If there is one cliché that prevails in most portrayals of Artificial Intelligence (AI) in fiction, it is that machines completely lack imagination. This is a quality reserved for the human brain and unattainable for silicon brains, no matter how nearly limitless their processing power may be. Or not? If there is something that the progress of technology is showing us, it is that it is our imagination that falls short when it comes to predicting the future: precisely this quality, imagination, is already within the reach of machines thanks to a new type of algorithm called Generative Adversarial Network (GAN).

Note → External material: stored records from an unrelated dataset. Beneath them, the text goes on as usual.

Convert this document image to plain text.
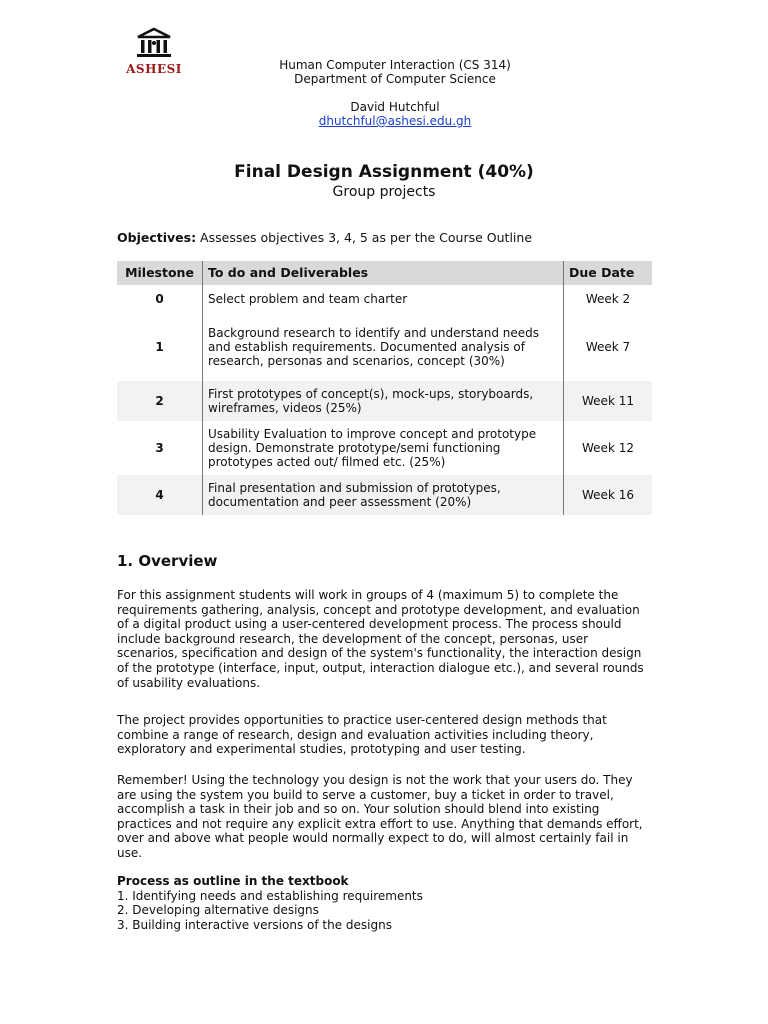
ASHESI	Human Computer Interaction (CS 314)
Department of Computer Science
David Hutchful
dhutchful@ashesi.edu.gh
Final Design Assignment (40%)
Group projects
Objectives: Assesses objectives 3, 4, 5 as per the Course Outline
Milestone	To do and Deliverables	Due Date
0	Select problem and team charter	Week 2
1	Background research to identify and understand needs and establish requirements. Documented analysis of research, personas and scenarios, concept (30%)	Week 7
2	First prototypes of concept(s), mock-ups, storyboards, wireframes, videos (25%)	Week 11
3	Usability Evaluation to improve concept and prototype design. Demonstrate prototype/semi functioning prototypes acted out/ filmed etc. (25%)	Week 12
4	Final presentation and submission of prototypes, documentation and peer assessment (20%)	Week 16
1. Overview

For this assignment students will work in groups of 4 (maximum 5) to complete the requirements gathering, analysis, concept and prototype development, and evaluation of a digital product using a user-centered development process. The process should include background research, the development of the concept, personas, user scenarios, specification and design of the system's functionality, the interaction design of the prototype (interface, input, output, interaction dialogue etc.), and several rounds of usability evaluations.

The project provides opportunities to practice user-centered design methods that combine a range of research, design and evaluation activities including theory, exploratory and experimental studies, prototyping and user testing.

Remember! Using the technology you design is not the work that your users do. They are using the system you build to serve a customer, buy a ticket in order to travel, accomplish a task in their job and so on. Your solution should blend into existing practices and not require any explicit extra effort to use. Anything that demands effort, over and above what people would normally expect to do, will almost certainly fail in use.

Process as outline in the textbook
1. Identifying needs and establishing requirements
2. Developing alternative designs
3. Building interactive versions of the designs
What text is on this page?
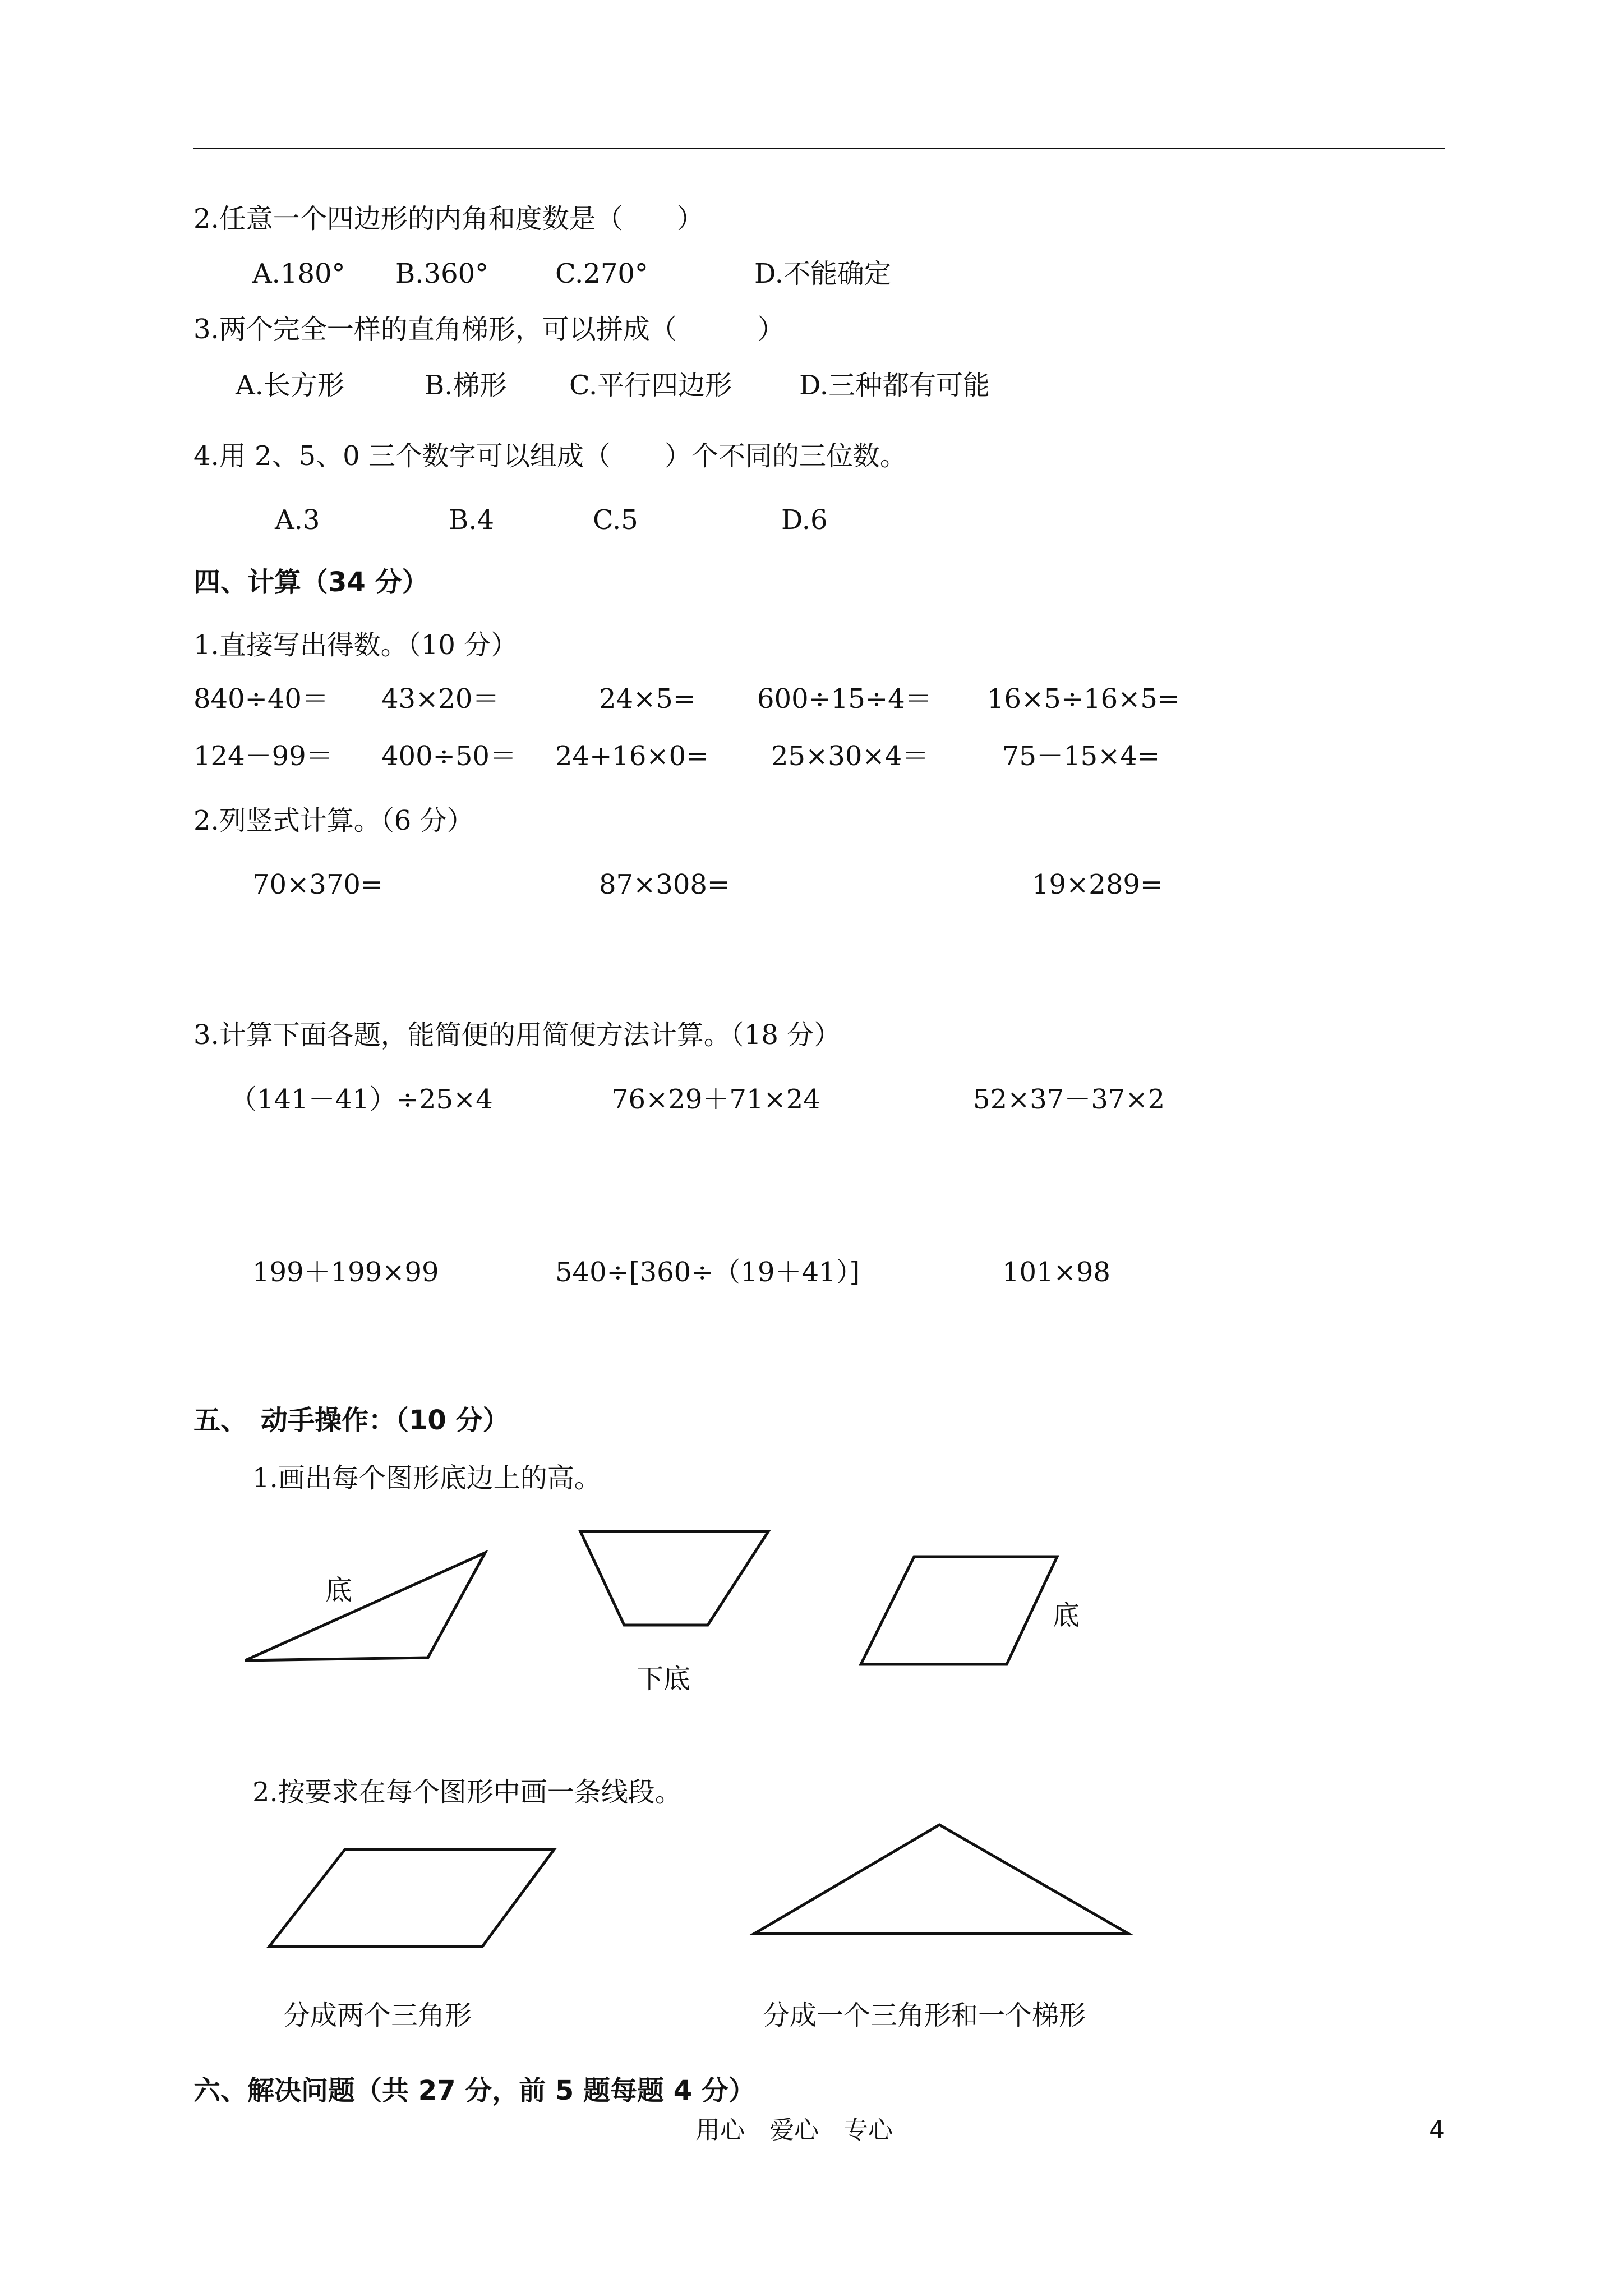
2.任意一个四边形的内角和度数是（　　）
A.180° B.360° C.270°	D.不能确定
3.两个完全一样的直角梯形，可以拼成（　　　）
A.长方形	B.梯形 C.平行四边形 D.三种都有可能
4.用 2、5、0 三个数字可以组成（　　）个不同的三位数。
A.3	B.4	C.5	D.6
四、计算（34 分）
1.直接写出得数。（10 分）
840÷40＝ 43×20＝	24×5= 600÷15÷4＝ 16×5÷16×5=
124－99＝ 400÷50＝ 24+16×0= 25×30×4＝	75－15×4=
2.列竖式计算。（6 分）
70×370=	87×308=	19×289=
3.计算下面各题，能简便的用简便方法计算。（18 分）
（141－41）÷25×4	76×29＋71×24	52×37－37×2
199＋199×99	540÷[360÷（19＋41）]	101×98
五、　动手操作：（10 分）
1.画出每个图形底边上的高。
底
下底
底
2.按要求在每个图形中画一条线段。
分成两个三角形	分成一个三角形和一个梯形
六、解决问题（共 27 分，前 5 题每题 4 分）
用心　爱心　专心	4
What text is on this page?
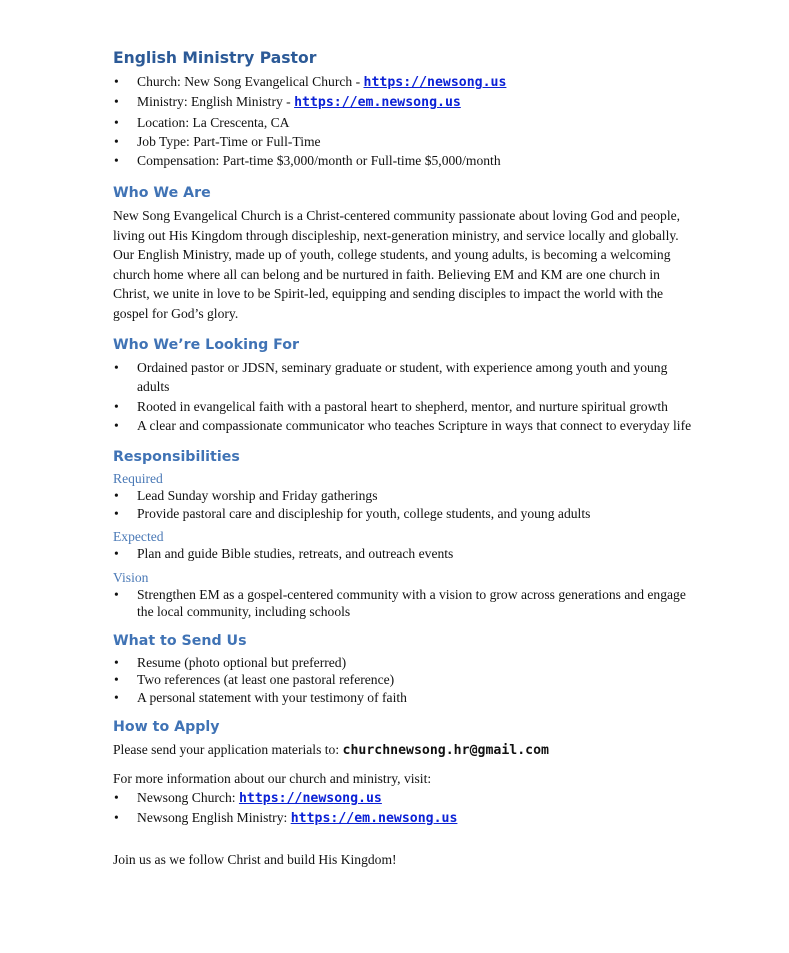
English Ministry Pastor
• Church: New Song Evangelical Church - https://newsong.us
• Ministry: English Ministry - https://em.newsong.us
• Location: La Crescenta, CA
• Job Type: Part-Time or Full-Time
• Compensation: Part-time $3,000/month or Full-time $5,000/month
Who We Are

New Song Evangelical Church is a Christ-centered community passionate about loving God and people, living out His Kingdom through discipleship, next-generation ministry, and service locally and globally. Our English Ministry, made up of youth, college students, and young adults, is becoming a welcoming church home where all can belong and be nurtured in faith. Believing EM and KM are one church in Christ, we unite in love to be Spirit-led, equipping and sending disciples to impact the world with the gospel for God’s glory.

Who We’re Looking For
• Ordained pastor or JDSN, seminary graduate or student, with experience among youth and young adults
• Rooted in evangelical faith with a pastoral heart to shepherd, mentor, and nurture spiritual growth
• A clear and compassionate communicator who teaches Scripture in ways that connect to everyday life
Responsibilities
Required
• Lead Sunday worship and Friday gatherings
• Provide pastoral care and discipleship for youth, college students, and young adults
Expected
• Plan and guide Bible studies, retreats, and outreach events
Vision
• Strengthen EM as a gospel-centered community with a vision to grow across generations and engage the local community, including schools
What to Send Us
• Resume (photo optional but preferred)
• Two references (at least one pastoral reference)
• A personal statement with your testimony of faith
How to Apply

Please send your application materials to: churchnewsong.hr@gmail.com

For more information about our church and ministry, visit:

• Newsong Church: https://newsong.us
• Newsong English Ministry: https://em.newsong.us

Join us as we follow Christ and build His Kingdom!
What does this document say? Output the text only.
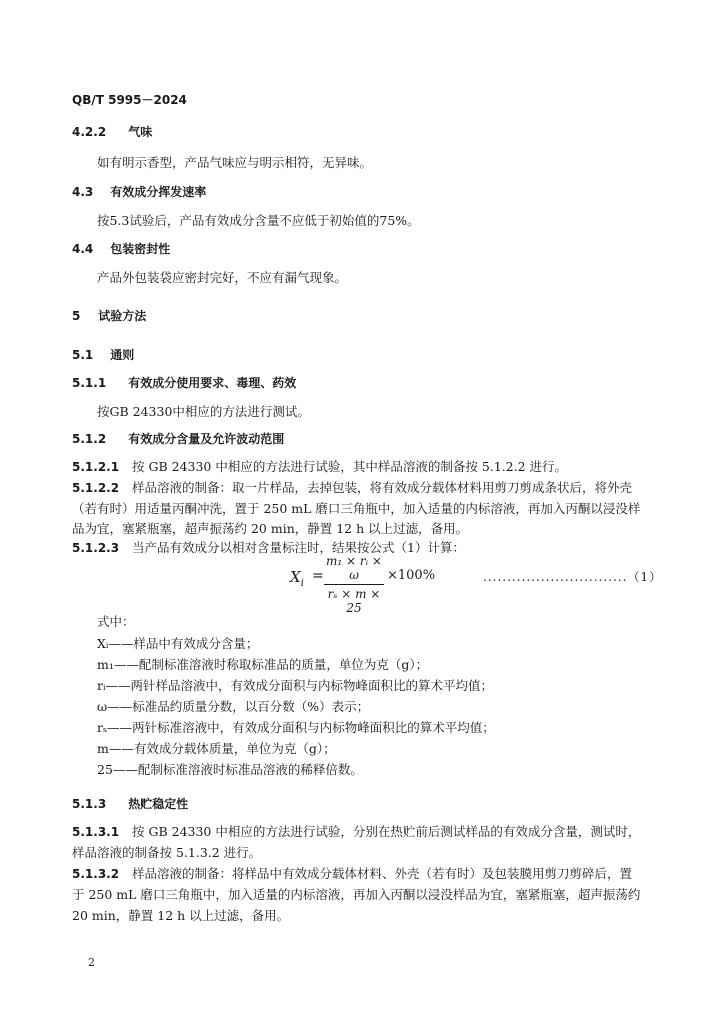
QB/T 5995－2024
4.2.2 气味
如有明示香型，产品气味应与明示相符，无异味。
4.3 有效成分挥发速率
按5.3试验后，产品有效成分含量不应低于初始值的75%。
4.4 包装密封性
产品外包装袋应密封完好，不应有漏气现象。
5 试验方法
5.1 通则
5.1.1 有效成分使用要求、毒理、药效
按GB 24330中相应的方法进行测试。
5.1.2 有效成分含量及允许波动范围
5.1.2.1 按 GB 24330 中相应的方法进行试验，其中样品溶液的制备按 5.1.2.2 进行。
5.1.2.2 样品溶液的制备：取一片样品，去掉包装，将有效成分载体材料用剪刀剪成条状后，将外壳
（若有时）用适量丙酮冲洗，置于 250 mL 磨口三角瓶中，加入适量的内标溶液，再加入丙酮以浸没样
品为宜，塞紧瓶塞，超声振荡约 20 min，静置 12 h 以上过滤，备用。
5.1.2.3 当产品有效成分以相对含量标注时，结果按公式（1）计算：
$X_i$ =
m₁ × rᵢ × ω
rₛ × m × 25
×100%	..............................（1）
式中：
Xᵢ——样品中有效成分含量；
m₁——配制标准溶液时称取标准品的质量，单位为克（g）；
rᵢ——两针样品溶液中，有效成分面积与内标物峰面积比的算术平均值；
ω——标准品约质量分数，以百分数（%）表示；
rₛ——两针标准溶液中，有效成分面积与内标物峰面积比的算术平均值；
m——有效成分载体质量，单位为克（g）；
25——配制标准溶液时标准品溶液的稀释倍数。
5.1.3 热贮稳定性
5.1.3.1 按 GB 24330 中相应的方法进行试验，分别在热贮前后测试样品的有效成分含量，测试时，
样品溶液的制备按 5.1.3.2 进行。
5.1.3.2 样品溶液的制备：将样品中有效成分载体材料、外壳（若有时）及包装膜用剪刀剪碎后，置
于 250 mL 磨口三角瓶中，加入适量的内标溶液，再加入丙酮以浸没样品为宜，塞紧瓶塞，超声振荡约
20 min，静置 12 h 以上过滤，备用。
2
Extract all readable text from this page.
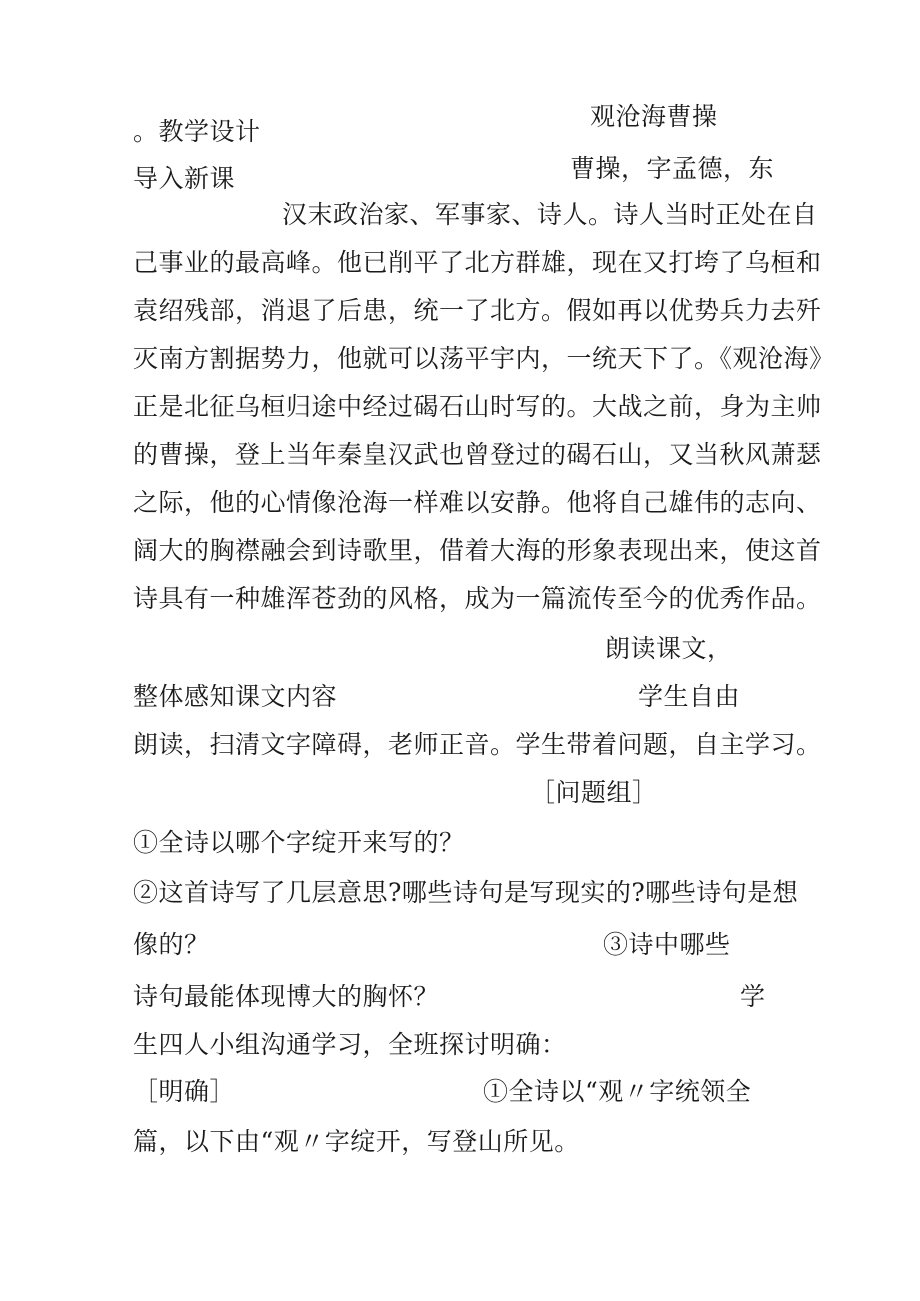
。教学设计
观沧海曹操
导入新课	曹操，字孟德，东
汉末政治家、军事家、诗人。诗人当时正处在自
己事业的最高峰。他已削平了北方群雄，现在又打垮了乌桓和
袁绍残部，消退了后患，统一了北方。假如再以优势兵力去歼
灭南方割据势力，他就可以荡平宇内，一统天下了。《观沧海》
正是北征乌桓归途中经过碣石山时写的。大战之前，身为主帅
的曹操，登上当年秦皇汉武也曾登过的碣石山，又当秋风萧瑟
之际，他的心情像沧海一样难以安静。他将自己雄伟的志向、
阔大的胸襟融会到诗歌里，借着大海的形象表现出来，使这首
诗具有一种雄浑苍劲的风格，成为一篇流传至今的优秀作品。
朗读课文，
整体感知课文内容	学生自由
朗读，扫清文字障碍，老师正音。学生带着问题，自主学习。
［问题组］
①全诗以哪个字绽开来写的？
②这首诗写了几层意思?哪些诗句是写现实的?哪些诗句是想
像的？	③诗中哪些
诗句最能体现博大的胸怀？	学
生四人小组沟通学习，全班探讨明确：
［明确］	①全诗以“观〃字统领全
篇，以下由“观〃字绽开，写登山所见。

It was a night in 2014 when computational scientist Ian Goodfellow, then a doctoral student in the field of machine learning at the University of Montreal, Canada, met with some of his classmates at a bar to celebrate a graduation. During the evening a discussion arose about how to teach machines to invent representations of real objects, without copying existing ones, and so that the result looks like a real photograph.
AI systems are experts at handling huge volumes of data to solve problems, and can even learn without human supervision. But something as seemingly simple as creating for themselves a plausible image of, say, a human face, is an impossibly complicated task for them.
Some neuroscientists point out that the excellence of the human brain lies in our insurmountable ability to process patterns: from a very young age we can identify images of a face no matter how different they are from each other, because we know what makes a face a face. In recent years, deep learning algorithms used in neural networks – computing systems inspired by the human brain – have given machines an uncanny ability to recognize patterns, whether they are words in a conversation or the environment in which drives an autonomous vehicle.